As 2017 has reached its end, everyone is busy preparing (or has already prepared) their New Year resolutions for this year. Two of the most common resolutions seen year after year are fitness and financial stability. As far as fitness is concerned, we can only advise you to eat healthy and work out. But, with regards to financial stability, we might be able to help you better!
If financial stability is in your list of resolutions, it means that you’re desperately reviewing your budget and searching for new ways to save more and spend less in the New Year. Are you? Don’t stress yourself now. We’ve identified a few simple steps that will keep your money resolutions on track.
Where do you stand?
Before you step into the New Year, you need to first figure out where you stand financially. Review the past year’s finances. Did you have a budget in place? Were you able to stick to it? Or did you end up spending more and saving less than what you had planned for? Doing a thorough review of your finances will help to identify the cracks in your current budget.
Look at your fixed expenditure and variable expenditure. Monthly fixed expenditures are the expenses that you can’t avoid such as insurance premiums, transport/fuel, HDB loan repayments, mobile bills, etc. Variable expenses are the expenses that you can control such as shopping, groceries, entertainment, etc.
Get a clear picture of your fixed expenses and variable expenses and create your budget accordingly.
Setting the goals
Any goals (financial or not) that you set for the New Year should be realistic and specific with measurable results. For example, a number of people make a resolution to shed 10kg in two weeks. They crash diet, hit the gym and do everything possible, but are still unable to achieve their goal. They then just give up and go back to their old lifestyle. Any idea why their attempt failed? Yes, because their goal wasn’t realistic or manageable.
This applies to your budgeting goals as well. You shouldn’t be too harsh on yourself when you set your budget. Set different goals for each month, instead of setting a goal for the entire year.
For example, you can aim to save S$50 in the first month and then gradually increase to S$55 the next month. Or you can choose to cut down on any of your expenses in a month.
These small, manageable and measurable goals are better than the broad ones. If you set goals like saving S$5,000 in a year or avoiding eating out for the whole year, these goals will lose steam pretty quickly. You’ll probably even end up messing with your finances again. On the other hand, monthly goals will give you a new challenge every time and you’ll be motivated to achieve them.
Cut expenses cleverly
Creating a budget to increase your savings doesn’t mean compromising on things that you love. Instead, you can still enjoy everything you love, but you just need to limit it.
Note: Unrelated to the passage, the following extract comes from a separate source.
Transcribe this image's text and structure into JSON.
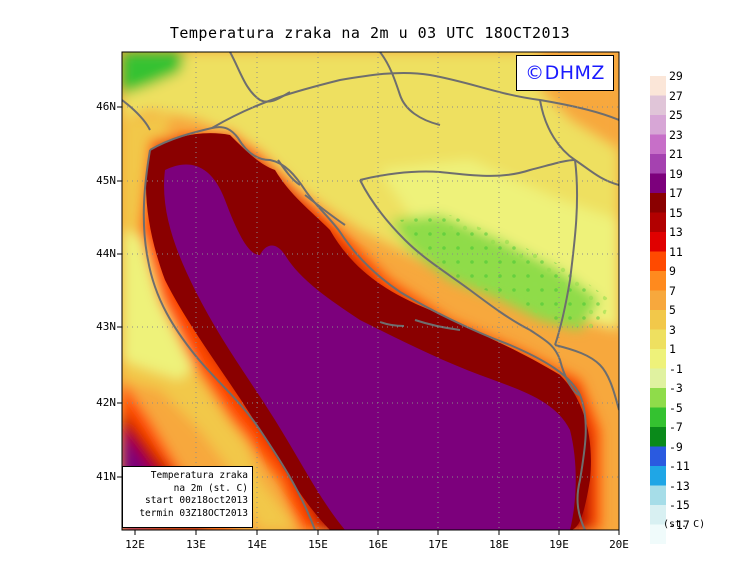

For example, if you indulge in your favourite cup of coffee from Starbucks every day, you will be shelling out approximately S$150 in a month (assuming the coffee costs S$5). But, if you indulge just twice a week and stick to homemade coffee on the other days, you can save up to S$100 in a month. You get your favourite coffee and you get to save at the same time. Plus, you won’t have to go cold turkey either.
These little savings add up. So, no matter how minimal a change might seem, you should trim your budget wherever you can.
Use credit cards wisely
You’ve heard us talk about credit card usage many times now. For us, it shouldn’t be a debt instrument. It should be a merely a method of payment. Meaning that whatever you are buying, you already know that you can pay it back immediately if you have to. The credit card is simply more convenient.
To add to that, using your credit card for the right purpose can help you to get more rewards, cashback or discounts. Just make sure that you always pay your bill on time, and in full, so that you never have to worry about interest payments.
Start an emergency fund Photo: 123rf
Are you financially prepared for the unexpected? What if you lose your job tomorrow? How will you support yourself and your family in such situations?
This is where an emergency fund comes into the picture. An emergency fund should comprise at least three to six months of your monthly expenses. We understand that’s a lot of money to save up, but it’s important that you save for a rainy day. So, if you haven’t set up an emergency fund yet, it’s time you put away a portion of your budget to start one.
Think about long-term goals
You probably have quite a few long-term goals like clearing your student loans, buying your own house or car, or building a retirement fund, right? Why wait for another day to start saving for them?
When you’re setting your budget, try to integrate at least one of your long-term goals into it. It is not easy to achieve all of your goals simultaneously, especially when you’re struggling with savings. So, just stick to one goal for the year. Say, for example, you set a goal to clear all your debts by the end of 2018. Now that sounds like a plan, doesn’t it?